The following is a list of Serbs who live, work or have influence in towns in the U.S. sector in Bosnia that an International Crisis Group report claims should be charged with war crimes. All the following are allegations taken from the report, and the charges have not been proven in court. Those with asterisks are considered indictable by the Serbian Republic ministry of defense.

Bijeljina

Mirko Blagojevic: He led his paramilitary group Mirkovi cetnici in an attack and ethnic cleansing of Bijeljina. His group took part in the attack on Brcko. Now, he is a powerful member of the Serb Radical Party, which was not allowed to participate in April’s municipal and this month’s national election because the party wouldn’t remove Blagojevic and two other party officials.

Vojkan Djurkovic: He was a major in the late Arkan’s notorious paramilitary group, the Tigers, and head of the Commission for the Exchange of the Civilian Population in Bijeljina. The commission charged huge fees and forced civilians to hand over money, valuables and sign over property. During July and August 1994, he organized the forced expulsion of 6,000 people in Bijeljina. Djurkovic also took 1,100 military age men from concentration camps to dig ditches on the front lines. Today, he runs a detective agency.

Jovan Acimovic: As a member of the Serbian Republic’s special police he played a major role in the final wave of evictions of non-Serbs in Bijeljina just before the signing of the Dayton peace accords. Currently, he is a member of the Ugljevik municipal police.

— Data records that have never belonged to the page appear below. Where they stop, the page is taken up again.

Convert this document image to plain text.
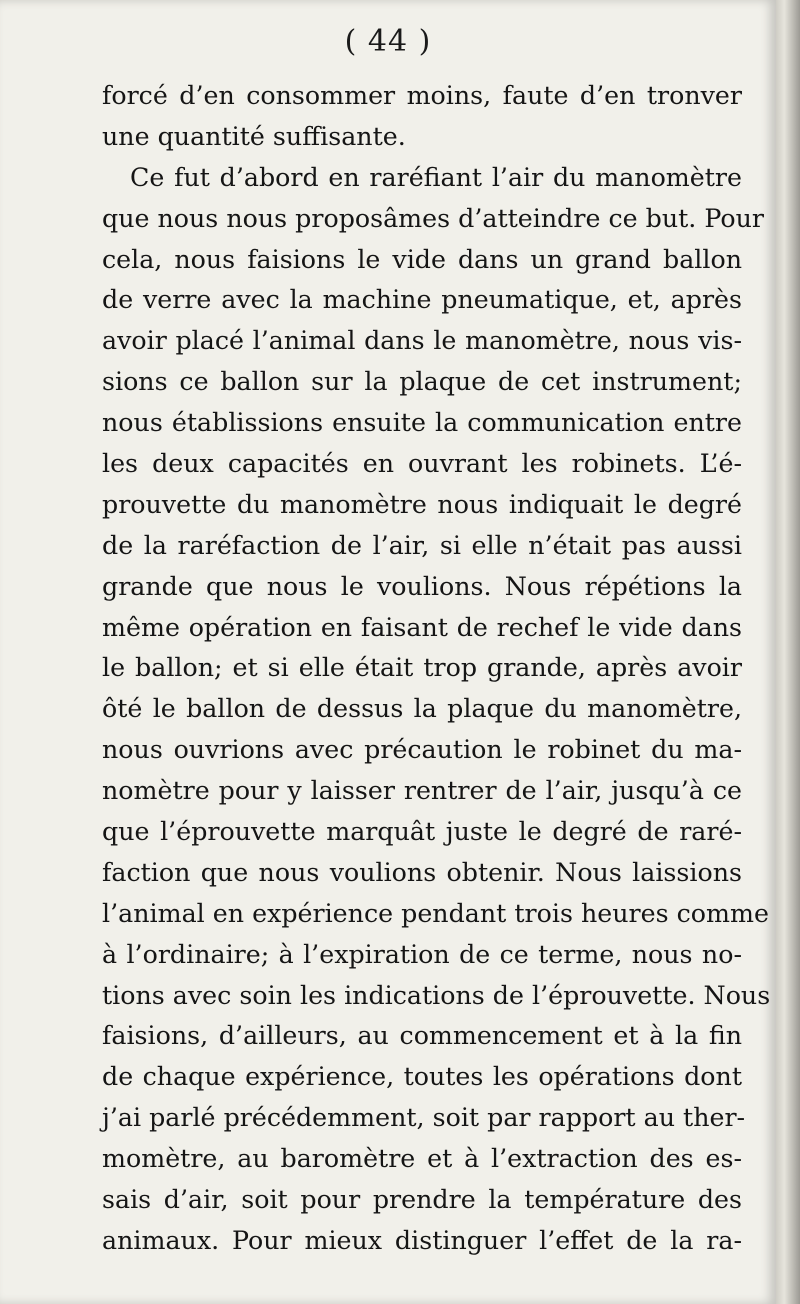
( 44 )
forcé d’en consommer moins, faute d’en tronver
une quantité suffisante.
Ce fut d’abord en raréfiant l’air du manomètre
que nous nous proposâmes d’atteindre ce but. Pour
cela, nous faisions le vide dans un grand ballon
de verre avec la machine pneumatique, et, après
avoir placé l’animal dans le manomètre, nous vis-
sions ce ballon sur la plaque de cet instrument;
nous établissions ensuite la communication entre
les deux capacités en ouvrant les robinets. L’é-
prouvette du manomètre nous indiquait le degré
de la raréfaction de l’air, si elle n’était pas aussi
grande que nous le voulions. Nous répétions la
même opération en faisant de rechef le vide dans
le ballon; et si elle était trop grande, après avoir
ôté le ballon de dessus la plaque du manomètre,
nous ouvrions avec précaution le robinet du ma-
nomètre pour y laisser rentrer de l’air, jusqu’à ce
que l’éprouvette marquât juste le degré de raré-
faction que nous voulions obtenir. Nous laissions
l’animal en expérience pendant trois heures comme
à l’ordinaire; à l’expiration de ce terme, nous no-
tions avec soin les indications de l’éprouvette. Nous
faisions, d’ailleurs, au commencement et à la fin
de chaque expérience, toutes les opérations dont
j’ai parlé précédemment, soit par rapport au ther-
momètre, au baromètre et à l’extraction des es-
sais d’air, soit pour prendre la température des
animaux. Pour mieux distinguer l’effet de la ra-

Vlado Vrkes*: During two waves (1992, 1995) of brutal ethnic cleansing of Sansk Most in northwestern Bosnia, he was the deputy to the president of the Sanski Most Crisis staff and deputy to the president of the municipality. Thousands of Muslims and Croats were killed, deported or detained in concentration camps. There are at least seven mass graves that surround the city. He served as secretary of the national Serb Democratic Party and is considered to have command responsibility. According to the ICG, he is an influential figure in Bijeljina.

Bratunac and Srebrenica

Luka Bogdanovic: Commander of the Bratunac police in 1992 during the first wave of killings and ethnic cleansing in Bratunac. Currently, he’s a police officer in Zvornik.

Miroslav Deronjic*: In 1992, he was the head of the Bratunac wing of hard-line Serb Democratic Party, founded by former Bosnian Serb president Radovan Karadzic, when he called in Serbian paramilitaries, who participated the murderous ethnic cleansing of Bratunac in 1992. He was named Karadzic’s commissar for Srebrenica in July 1995 and was with Bosnian Serb Gen. Ratko Mladic and Gen. Radoslav Krstic during negotiations with Dutch peacekeepers and Muslims in the town. Today, he is a member of the Bratunac municipal assembly.

Zlatko Celanovic: He participated in ethnic cleansing in Bratunac by handling security in the town and oversaw the interrogation of captured non-Serbs. He was the secretary of the Bratunac Municipal Assembly until April.

Ljubisav Simic: He has denied the Srebrenica massacre of 7,000 people took place and served as the president of the Bratunac municipal assembly from 1992-95 and was one of the main organizers of ethnic cleansing in Bratunac. Today, he is still a member of the municipal assembly.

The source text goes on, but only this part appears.